Writing on empty

HUMMING IN MY UNIVERSE By Jim Paredes (The Philippine Star) | Updated June 28, 2015 – 12:00am

A painter paints. A writer writes.

I always say this to students in my creativity class to make things simple. Sometimes it is that simple. And when it is, it’s wonderful.

But sometimes one can stare at the computer screen all day and not produce a single word. It can seem like there is nothing one can say. The well from which ideas usually emerge cannot be found.

Or maybe it seems like the well has dried up. That’s how I have been feeling lately.

Sometimes I like reading what I write. But sometimes, I do not wish to read what I have written because it was so hard to write it. It makes me tense just reliving the process.

People ask me what inspires me to write. My answer is, anything can inspire me if I am in the proper disposition. A person I meet, a sentence I hear, a dream, an affectionate memory, anger, scenery, etc. can inspire me.

But when none of these appear within the vicinity of my creative field, a deadline does it every time. There is nothing romantic about writing. It is a job that must be done, the product submitted at a certain time. Those imperatives often get me started and strangely enough, I finish and submit the article or the song on time.

I can compare writing to athletic training. You run and run and it feels great to be in top form. Sometimes, you run until everything hurts. But you still run. When you are lucky, you break some personal best record of sorts. And when the gods are smiling at you, you can break a world record.
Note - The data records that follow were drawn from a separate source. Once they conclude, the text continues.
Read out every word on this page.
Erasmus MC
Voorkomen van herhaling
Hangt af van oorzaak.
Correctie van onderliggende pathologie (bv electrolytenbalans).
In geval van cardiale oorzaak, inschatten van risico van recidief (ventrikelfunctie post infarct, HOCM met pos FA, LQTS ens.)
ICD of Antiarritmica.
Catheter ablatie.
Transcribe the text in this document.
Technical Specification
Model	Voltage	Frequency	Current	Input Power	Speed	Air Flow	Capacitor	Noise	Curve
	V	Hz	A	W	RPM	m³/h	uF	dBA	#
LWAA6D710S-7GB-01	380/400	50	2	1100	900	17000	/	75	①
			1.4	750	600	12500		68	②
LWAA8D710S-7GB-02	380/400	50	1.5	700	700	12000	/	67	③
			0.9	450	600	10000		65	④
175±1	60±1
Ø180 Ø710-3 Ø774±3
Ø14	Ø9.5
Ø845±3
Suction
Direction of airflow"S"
But what you need to do for any of these things to happen is to run whether or not you feel like it, whether or not you are inspired. You run because, well, a runner runs. Whatever or however things turn out, at the end of the day, the result is the state of the art of wherever you are at that particular point.

You are always doing your best. No need to compare yourself with the numbers you had the day before. I once told a priest that I thought I was having a spiritual crisis. I told him how meaningless going to church was. I found the homilies so boring wherever I went and whoever delivered them, and how they seem to be mere repetitions of old themes I had been hearing since childhood.

He looked at me and broke into a smile. He said, “Of course. Did you expect the messages to change?” I thought about his answer. Indeed! The messages are the same! The messages are simple. At certain times in my life I was inspired by them. They rang true then.

Have I changed? Maybe the homilies are not the problem. Maybe it’s me. Maybe I am stuck or tired of hearing them in the same ritualistic form, or the way they are delivered. Maybe I should look beyond the words used, or the tone of the voice, or the heat inside the church and “just listen” without letting my prejudices get in the way.

I was once struck by this quote: “Have you lived 10,000 days? Or have you lived the same day 10,000 times?” Wow. What a big difference these two experiences were, I thought. One was all about newness, adventure, joy, growth, awareness while the other was about being condemned to the soul-killing drudgery of repetition.

In truth, there is no such thing as repetition. If your eyes are open, you will always see something new, or feel something different. The practice of self-awareness makes everything more alive, fascinating, and yes, even more blessed.

That’s why sometimes, more than art, writing is a spiritual practice. It is the practice of being committed to one’s craft, to writing one’s truths. It is a commitment to one’s readers. And it is being true to one’s stated profession and doing what a writer is supposed to do.

Can you imagine what would happen if a doctor refused to see his very sick patients simply because he did not feel like it? It is more important to be true to one’s being or calling than to be guided by what one is feeling at the moment. As we all know, feelings come and go. But one’s calling must unfold in the world regardless of how one may feel.

Yes, a writer should have a sabbatical now and then. That is understandable. Or drop out of writing altogether. We have the right to let go of things that have stopped giving us payback — monetary, psychological or spiritual. We are allowed to outgrow certain things and move on to newer things.

But while I consider myself a writer, my job is to write.

Whatever you are doing that gives you joy and feeds your passion, make sure you have the power to keep it sustainable. And only with self-awareness can you do that.